在这里,我们创建images变量而不是占位符:

images=tf_preprocess([x for x in x_test])

我们按照与以前相同的过程来定义VGG16模型,恢复变量然后运行预测:

with slim.arg_scope(vgg.vgg_arg_scope()):
    logits,_ = vgg.vgg_16(images, num_classes=inet.n_classes, is_training=False)
    probabilities = tf.nn.softmax(logits)

    init = slim.assign_from_checkpoint_fn(os.path.join(model_home, '{}.ckpt'.format(model_name)), slim.get_variables_to_restore())

我们获得与以前相同的类概率。我们只是想证明预处理也可以在TensorFlow中完成。 但是,TensorFlow中的预处理仅限于TensorFlow提供的功能,并将您与框架深深联系在一起。

我们建议您将预处理管道与TensorFlow 魔性训练和预测代码分开。保持独立使其具有模块化并具有其他优势,例如您可以保存数据以便在多个模型中重复使用。

使用TensorFlow中的再训练的VGG16进行图像分类

现在,我们将为COCO动物数据集重新训练VGG16模型。让我们从定义三个占位符开始:

  • is_training 占位符指定我们使用模型用于训练还是预测。
  • x_p 是用于输入的占位符,形状为(None, 图像高, 图像宽, 3)。
  • y_p 是用于输出的占位符,形状为(None, 1)。
is_training = tf.placeholder(tf.bool,name='is_training')
x_p = tf.placeholder(shape=(None,image_height, image_width,3), type=tf.float32,name='x_p')
y_p = tf.placeholder(shape=(None,1),dtype=tf.int32,name='y_p')

正如我们在策略部分中所解释的那样,除了最后一层(称为vgg / fc8层)之外,我们将从检查点文件中恢复图层:

with slim.arg_scope(vgg.vgg_arg_scope()):
    logits, _ = vgg.vgg_16(x_p,num_classes=coco.n_classes, is_training=is_training)

probabilities = tf.nn.softmax(logits)
# restore except last last layer fc8
fc7_variables=tf.contrib.framework.get_variables_to_restore(exclude=['vgg_16/fc8'])
fc7_init = tf.contrib.framework.assign_from_checkpoint_fn(os.path.join(model_home, '{}.ckpt'.format(model_name)), fc7_variables)

接下来,定义要初始化但未恢复的最后一个层的变量:

# fc8 layer
fc8_variables = tf.contrib.framework.get_variables('vgg_16/fc8')
fc8_init = tf.variables_initializer(fc8_variables)

正如我们在前面的文章中所学到的,使用tf.losses.sparse_softmax_cross_entropy()定义损失函数。

tf.losses.sparse_softmax_cross_entropy(labels=y_p, logits=logits)
loss = tf.losses.get_total_loss()

训练最后一层几个周期,然后训练整个网络几层。因此,定义两个单独的优化器和训练操作。

learning_rate = 0.001
fc8_optimizer = tf.train.GradientDescentOptimizer(learning_rate)
fc8_train_op = fc8_optimizer.minimize(loss, var_list=fc8_variables)

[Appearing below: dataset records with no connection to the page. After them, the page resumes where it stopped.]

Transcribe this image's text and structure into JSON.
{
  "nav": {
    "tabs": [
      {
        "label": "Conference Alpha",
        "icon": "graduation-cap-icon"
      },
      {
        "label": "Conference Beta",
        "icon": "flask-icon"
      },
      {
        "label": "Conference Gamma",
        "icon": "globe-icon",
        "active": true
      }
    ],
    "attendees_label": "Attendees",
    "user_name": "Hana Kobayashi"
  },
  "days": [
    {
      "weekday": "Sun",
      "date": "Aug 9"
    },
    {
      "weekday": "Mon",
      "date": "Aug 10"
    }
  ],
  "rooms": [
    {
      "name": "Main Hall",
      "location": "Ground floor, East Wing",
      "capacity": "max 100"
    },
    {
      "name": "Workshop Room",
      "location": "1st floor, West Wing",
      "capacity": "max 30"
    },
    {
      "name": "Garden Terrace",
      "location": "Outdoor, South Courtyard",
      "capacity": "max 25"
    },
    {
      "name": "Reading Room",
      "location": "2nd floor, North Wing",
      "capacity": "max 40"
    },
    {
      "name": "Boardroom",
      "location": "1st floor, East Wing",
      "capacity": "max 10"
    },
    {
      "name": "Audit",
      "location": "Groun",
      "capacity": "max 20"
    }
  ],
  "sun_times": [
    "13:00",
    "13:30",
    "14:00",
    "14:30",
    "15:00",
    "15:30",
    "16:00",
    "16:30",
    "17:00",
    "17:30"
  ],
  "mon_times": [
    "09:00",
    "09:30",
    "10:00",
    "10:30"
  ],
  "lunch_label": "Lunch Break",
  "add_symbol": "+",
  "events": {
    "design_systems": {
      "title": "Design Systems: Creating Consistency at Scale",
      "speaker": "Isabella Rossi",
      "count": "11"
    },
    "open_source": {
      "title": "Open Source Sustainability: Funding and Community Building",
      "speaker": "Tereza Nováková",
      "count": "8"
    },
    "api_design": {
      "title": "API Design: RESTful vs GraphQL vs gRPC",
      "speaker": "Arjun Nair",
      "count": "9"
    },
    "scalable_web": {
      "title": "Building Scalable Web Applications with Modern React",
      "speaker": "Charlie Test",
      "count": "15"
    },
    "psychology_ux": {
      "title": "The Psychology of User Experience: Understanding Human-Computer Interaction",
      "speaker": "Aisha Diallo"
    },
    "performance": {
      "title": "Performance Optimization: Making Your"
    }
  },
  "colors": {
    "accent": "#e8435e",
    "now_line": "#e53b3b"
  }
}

full_optimizer = tf.train.GradientDescentOptimizer(learning_rate)
full_train_op = full_optimizer.minimize(loss)

我们决定对两个优化器函数使用相同的学习速率,但如果您决定进一步调整超参数,则可以定义单独的学习速率。

像往常一样定义精度函数:

y_pred = tf.to_int32(tf.argmax(logits, 1))
n_correct_pred = tf.equal(y_pred, y_p)
accuracy = tf.reduce_mean(tf.cast(n_correct_pred, tf.float32))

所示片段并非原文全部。